A substantial portion of the White House press corps had their press passes revoked in compliance with a new rule that was announced earlier this year, The Columbia Journalism Review reports. The so-called “50 percent rule” requires reporters who receive the highest level of access to be physically present in the White House for 90 days out of 180.
Nearly all existing White House reporters fell short of this standard, forcing many to apply for exceptions or proceed with limited six-month passes, which provide less access. Washington Post columnist Dana Milbank applied for one such exception, but was denied.
“I strongly suspect it’s because I’m a Trump critic,” he wrote in response this week. “The move is perfectly in line with Trump’s banning of certain news organizations, including The Post, from his campaign events and his threats to revoke White House credentials of journalists he doesn’t like.”
The White House has cited security concerns as the reason for the new rule, saying that the goal is simply to limit the number of individuals with regular access for the sake of physical safety.
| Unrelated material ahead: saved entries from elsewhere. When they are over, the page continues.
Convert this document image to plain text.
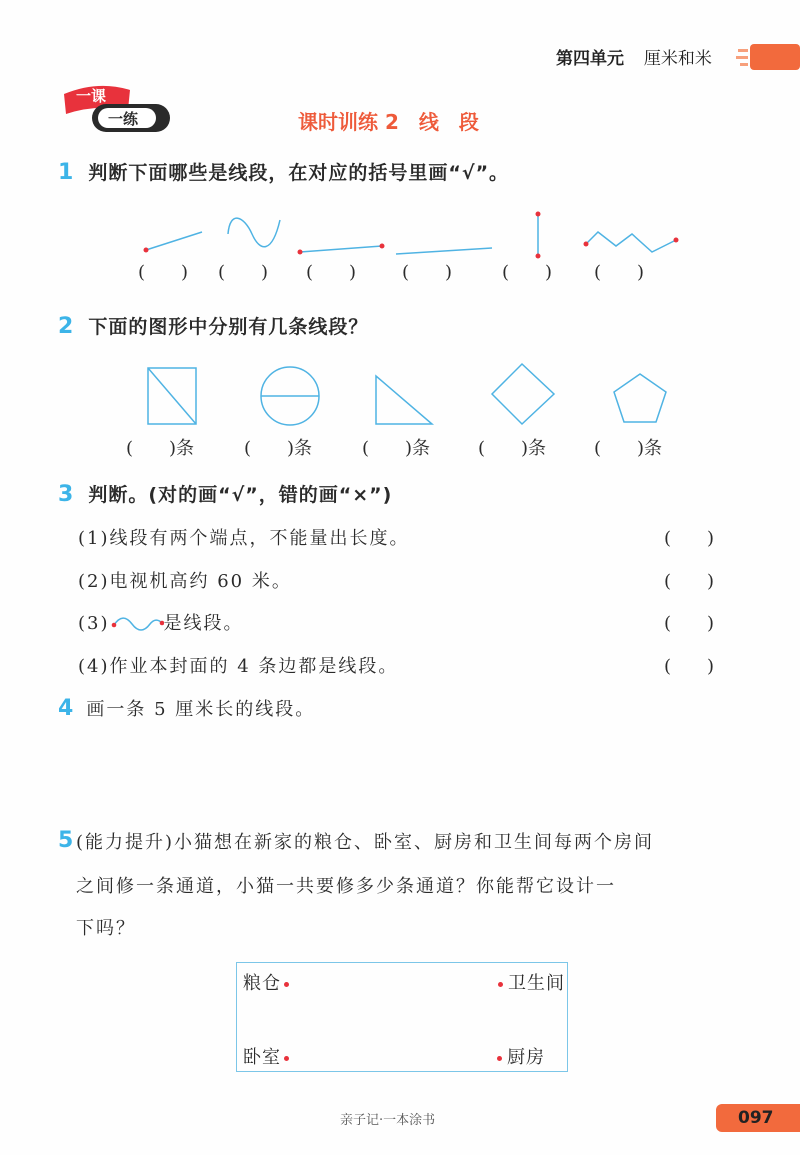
第四单元 厘米和米
一课
一练	课时训练 2　线　段
1 判断下面哪些是线段，在对应的括号里画“√”。
(　　) (　　) (　　)	(　　)	(　　) (　　)
2 下面的图形中分别有几条线段？
(　　)条	(　　)条	(　　)条	(　　)条	(　　)条
3 判断。(对的画“√”，错的画“×”)
(1)线段有两个端点，不能量出长度。	(　　)
(2)电视机高约 60 米。	(　　)
(3)	是线段。	(　　)
(4)作业本封面的 4 条边都是线段。	(　　)
4 画一条 5 厘米长的线段。
5 (能力提升)小猫想在新家的粮仓、卧室、厨房和卫生间每两个房间
之间修一条通道，小猫一共要修多少条通道？你能帮它设计一
下吗？
粮仓	卫生间
卧室	厨房
亲子记·一本涂书	097
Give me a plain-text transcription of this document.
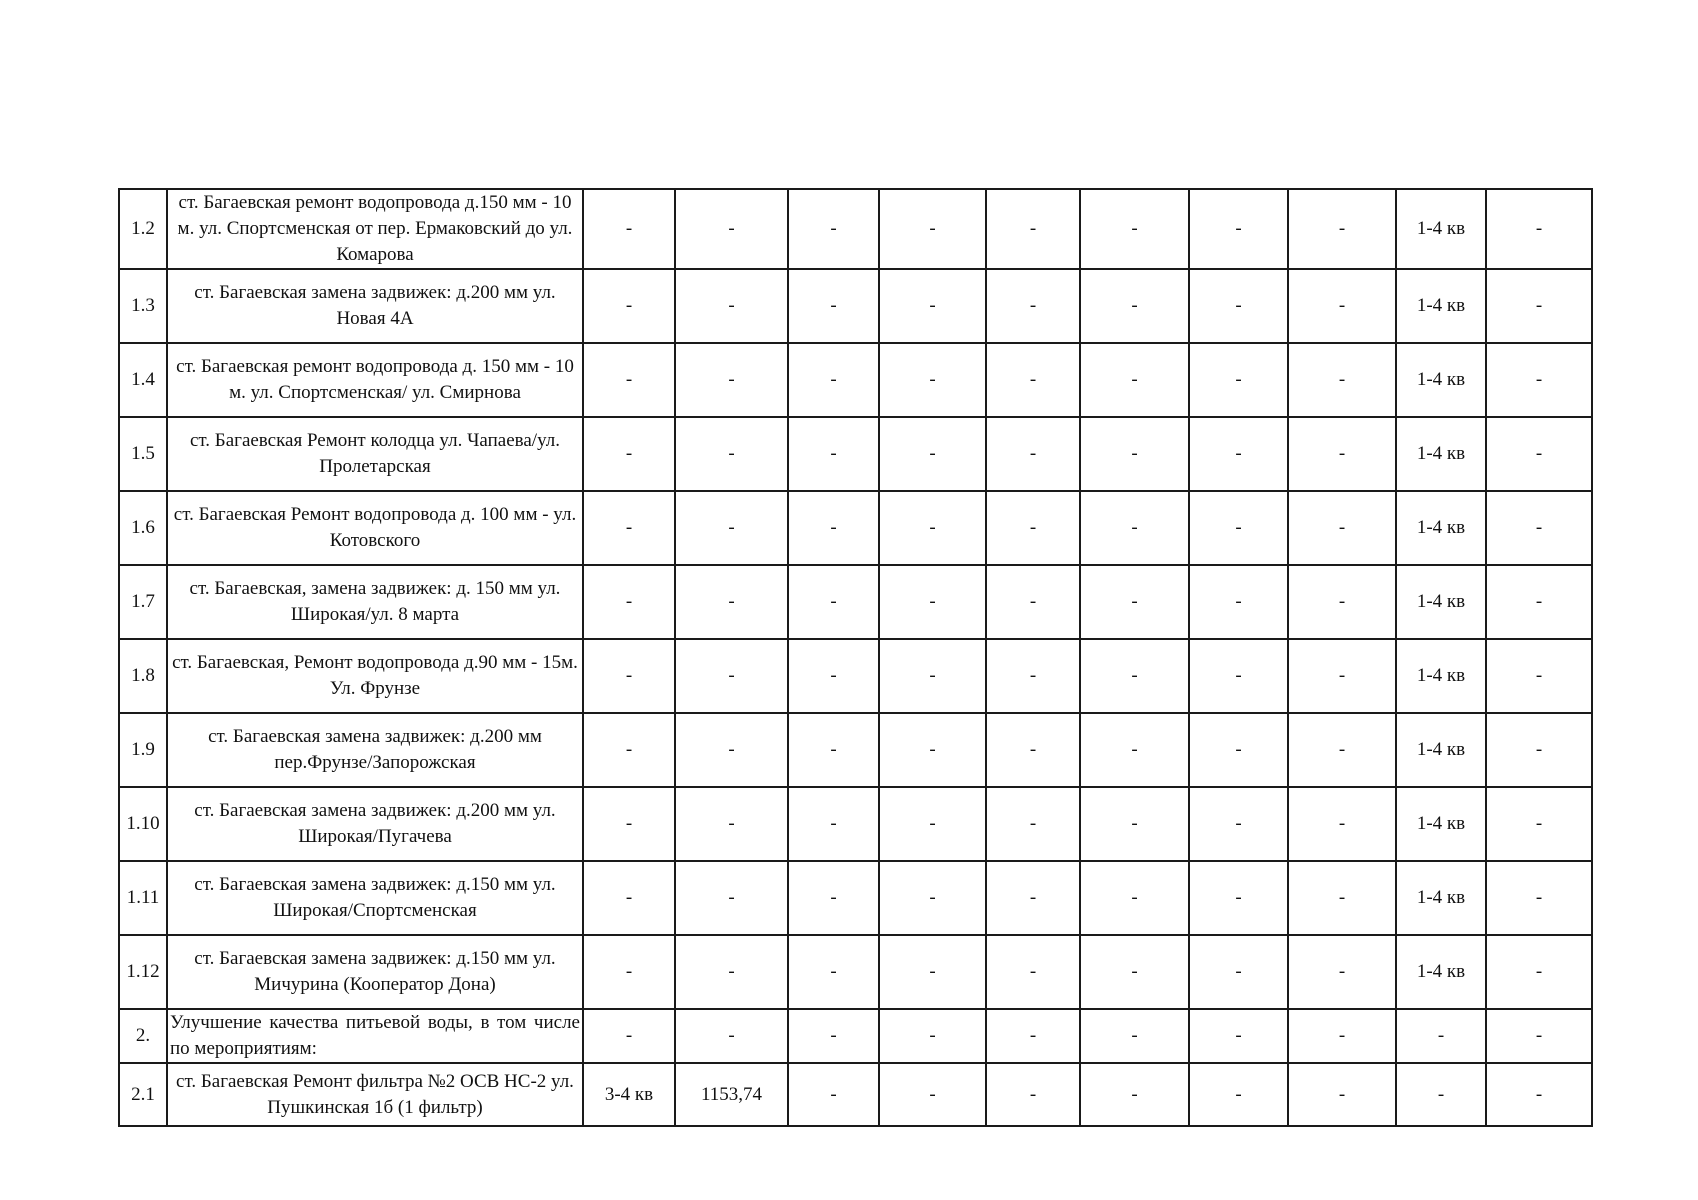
1.2	ст. Багаевская ремонт водопровода д.150 мм - 10 м. ул. Спортсменская от пер. Ермаковский до ул. Комарова	-	-	-	-	-	-	-	-	1-4 кв	-
1.3	ст. Багаевская замена задвижек: д.200 мм ул. Новая 4А	-	-	-	-	-	-	-	-	1-4 кв	-
1.4	ст. Багаевская ремонт водопровода д. 150 мм - 10 м. ул. Спортсменская/ ул. Смирнова	-	-	-	-	-	-	-	-	1-4 кв	-
1.5	ст. Багаевская Ремонт колодца ул. Чапаева/ул. Пролетарская	-	-	-	-	-	-	-	-	1-4 кв	-
1.6	ст. Багаевская Ремонт водопровода д. 100 мм - ул. Котовского	-	-	-	-	-	-	-	-	1-4 кв	-
1.7	ст. Багаевская, замена задвижек: д. 150 мм ул. Широкая/ул. 8 марта	-	-	-	-	-	-	-	-	1-4 кв	-
1.8	ст. Багаевская, Ремонт водопровода д.90 мм - 15м. Ул. Фрунзе	-	-	-	-	-	-	-	-	1-4 кв	-
1.9	ст. Багаевская замена задвижек: д.200 мм пер.Фрунзе/Запорожская	-	-	-	-	-	-	-	-	1-4 кв	-
1.10	ст. Багаевская замена задвижек: д.200 мм ул. Широкая/Пугачева	-	-	-	-	-	-	-	-	1-4 кв	-
1.11	ст. Багаевская замена задвижек: д.150 мм ул. Широкая/Спортсменская	-	-	-	-	-	-	-	-	1-4 кв	-
1.12	ст. Багаевская замена задвижек: д.150 мм ул. Мичурина (Кооператор Дона)	-	-	-	-	-	-	-	-	1-4 кв	-
2.	Улучшение качества питьевой воды, в том числе по мероприятиям:	-	-	-	-	-	-	-	-	-	-
2.1	ст. Багаевская Ремонт фильтра №2 ОСВ НС-2 ул. Пушкинская 1б (1 фильтр)	3-4 кв	1153,74	-	-	-	-	-	-	-	-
Milbank, for one, did not agree with this explanation, pointing out that the press corps essentially serves at the pleasure of the press secretary and that they can have their credentials taken away for running afoul of the administration.
Reporters and other correspondents who are left without their typical levels of access may be frustrated by this move, particularly as the Trump administration has left many of them with little reason to be consistently present on the White House grounds.
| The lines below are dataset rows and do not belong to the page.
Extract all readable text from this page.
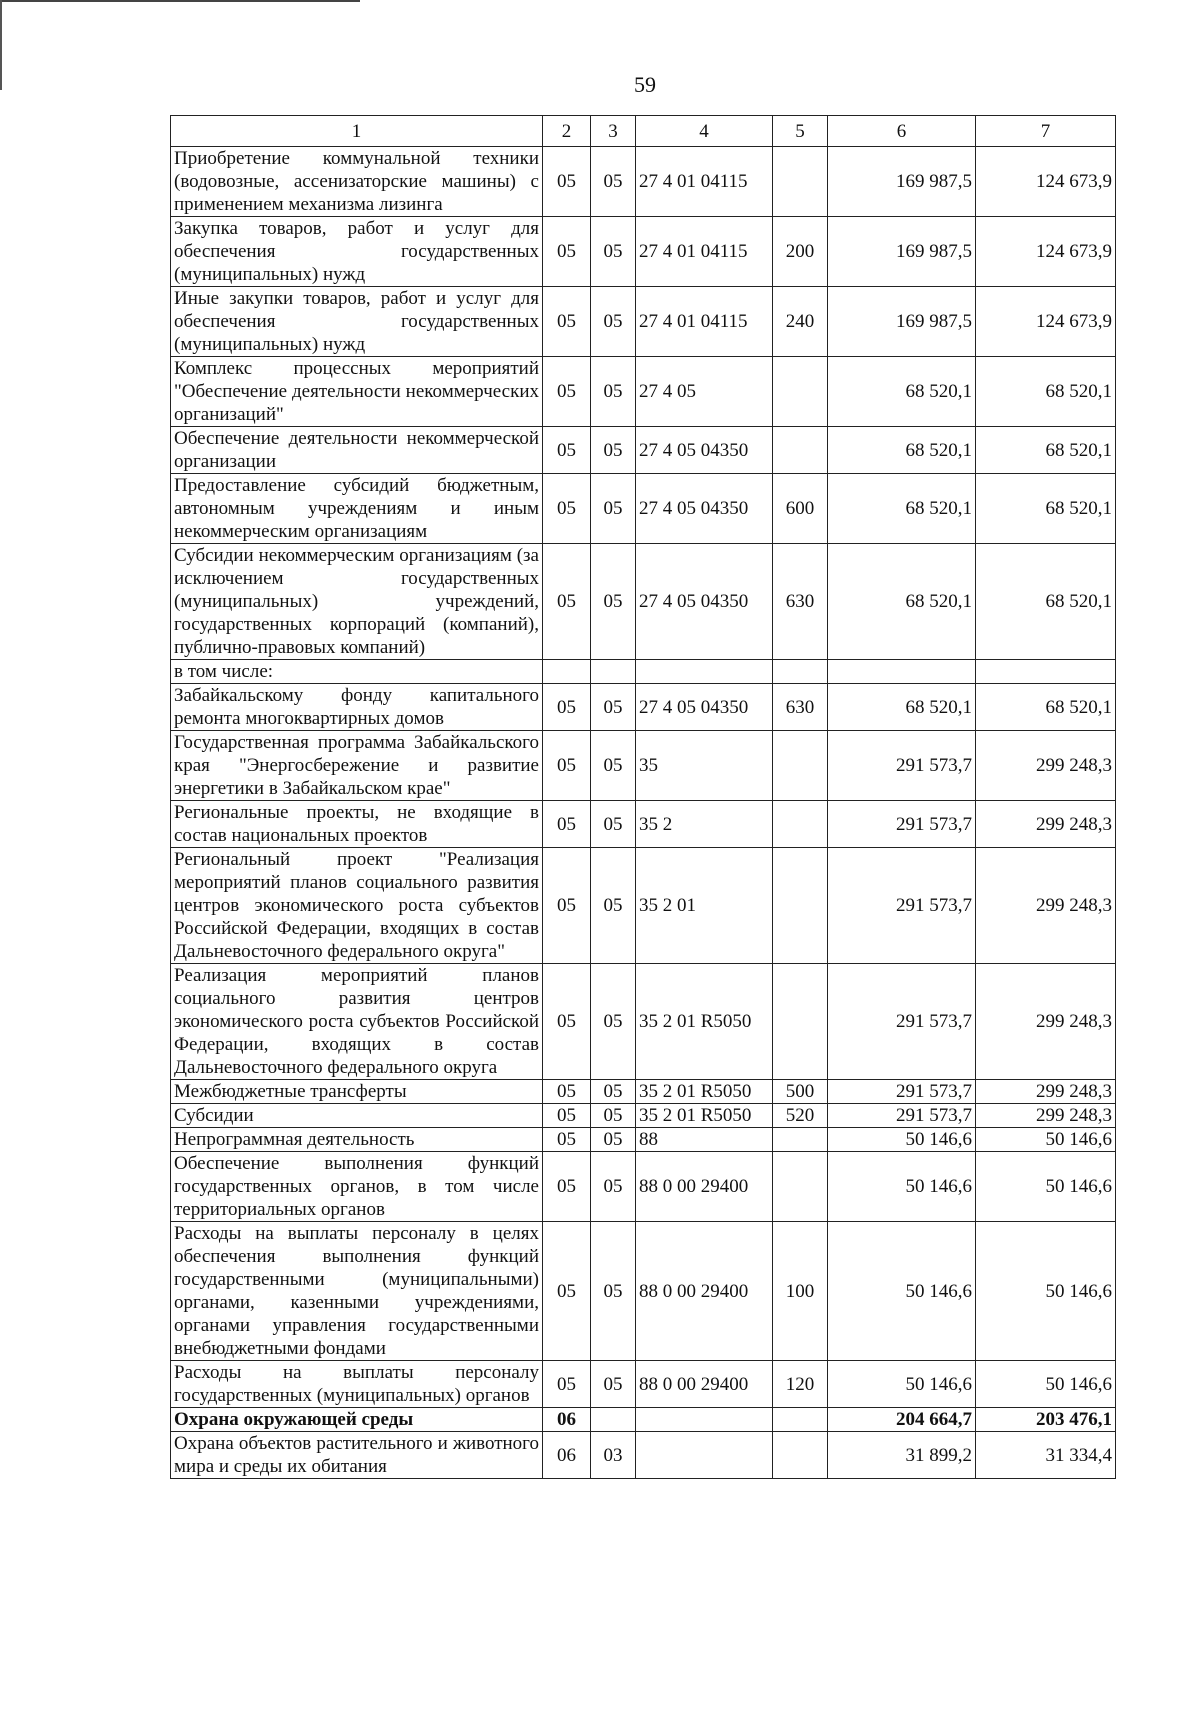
59
1	2	3	4	5	6	7
Приобретение коммунальной техники (водовозные, ассенизаторские машины) с применением механизма лизинга	05	05	27 4 01 04115		169 987,5	124 673,9
Закупка товаров, работ и услуг для обеспечения государственных (муниципальных) нужд	05	05	27 4 01 04115	200	169 987,5	124 673,9
Иные закупки товаров, работ и услуг для обеспечения государственных (муниципальных) нужд	05	05	27 4 01 04115	240	169 987,5	124 673,9
Комплекс процессных мероприятий "Обеспечение деятельности некоммерческих организаций"	05	05	27 4 05		68 520,1	68 520,1
Обеспечение деятельности некоммерческой организации	05	05	27 4 05 04350		68 520,1	68 520,1
Предоставление субсидий бюджетным, автономным учреждениям и иным некоммерческим организациям	05	05	27 4 05 04350	600	68 520,1	68 520,1
Субсидии некоммерческим организациям (за исключением государственных (муниципальных) учреждений, государственных корпораций (компаний), публично-правовых компаний)	05	05	27 4 05 04350	630	68 520,1	68 520,1
в том числе:						
Забайкальскому фонду капитального ремонта многоквартирных домов	05	05	27 4 05 04350	630	68 520,1	68 520,1
Государственная программа Забайкальского края "Энергосбережение и развитие энергетики в Забайкальском крае"	05	05	35		291 573,7	299 248,3
Региональные проекты, не входящие в состав национальных проектов	05	05	35 2		291 573,7	299 248,3
Региональный проект "Реализация мероприятий планов социального развития центров экономического роста субъектов Российской Федерации, входящих в состав Дальневосточного федерального округа"	05	05	35 2 01		291 573,7	299 248,3
Реализация мероприятий планов социального развития центров экономического роста субъектов Российской Федерации, входящих в состав Дальневосточного федерального округа	05	05	35 2 01 R5050		291 573,7	299 248,3
Межбюджетные трансферты	05	05	35 2 01 R5050	500	291 573,7	299 248,3
Субсидии	05	05	35 2 01 R5050	520	291 573,7	299 248,3
Непрограммная деятельность	05	05	88		50 146,6	50 146,6
Обеспечение выполнения функций государственных органов, в том числе территориальных органов	05	05	88 0 00 29400		50 146,6	50 146,6
Расходы на выплаты персоналу в целях обеспечения выполнения функций государственными (муниципальными) органами, казенными учреждениями, органами управления государственными внебюджетными фондами	05	05	88 0 00 29400	100	50 146,6	50 146,6
Расходы на выплаты персоналу государственных (муниципальных) органов	05	05	88 0 00 29400	120	50 146,6	50 146,6
Охрана окружающей среды	06				204 664,7	203 476,1
Охрана объектов растительного и животного мира и среды их обитания	06	03			31 899,2	31 334,4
As The Inquisitr reported, White House Press Secretary Sarah Sanders has repeatedly set records for the longest amount of time a press secretary has gone without a press briefing.
Sanders is currently presiding over the longest period without a briefing, with Thursday marking 58 days. The previous record of 42 days was also held by Sanders. Prior to that, the longest stretch had been 41 days, once gain under Sanders.
President Donald Trump himself has encouraged Sanders to avoid the traditionally frequent press briefings, publicly encouraging his press secretary to dispense with the formality.
“The reason Sarah Sanders does not go to the ‘podium’ much anymore is that the press covers her so rudely & inaccurately, in particular certain members of the press,” he tweeted in January of this year. “I told her not to bother, the word gets out anyway! Most will never cover us fairly & hence, the term, Fake News!”
Sanders has so far been clear in indicating that the crackdown on press passes is purely security-related and in no way should be interpreted as an attack on specific journalists.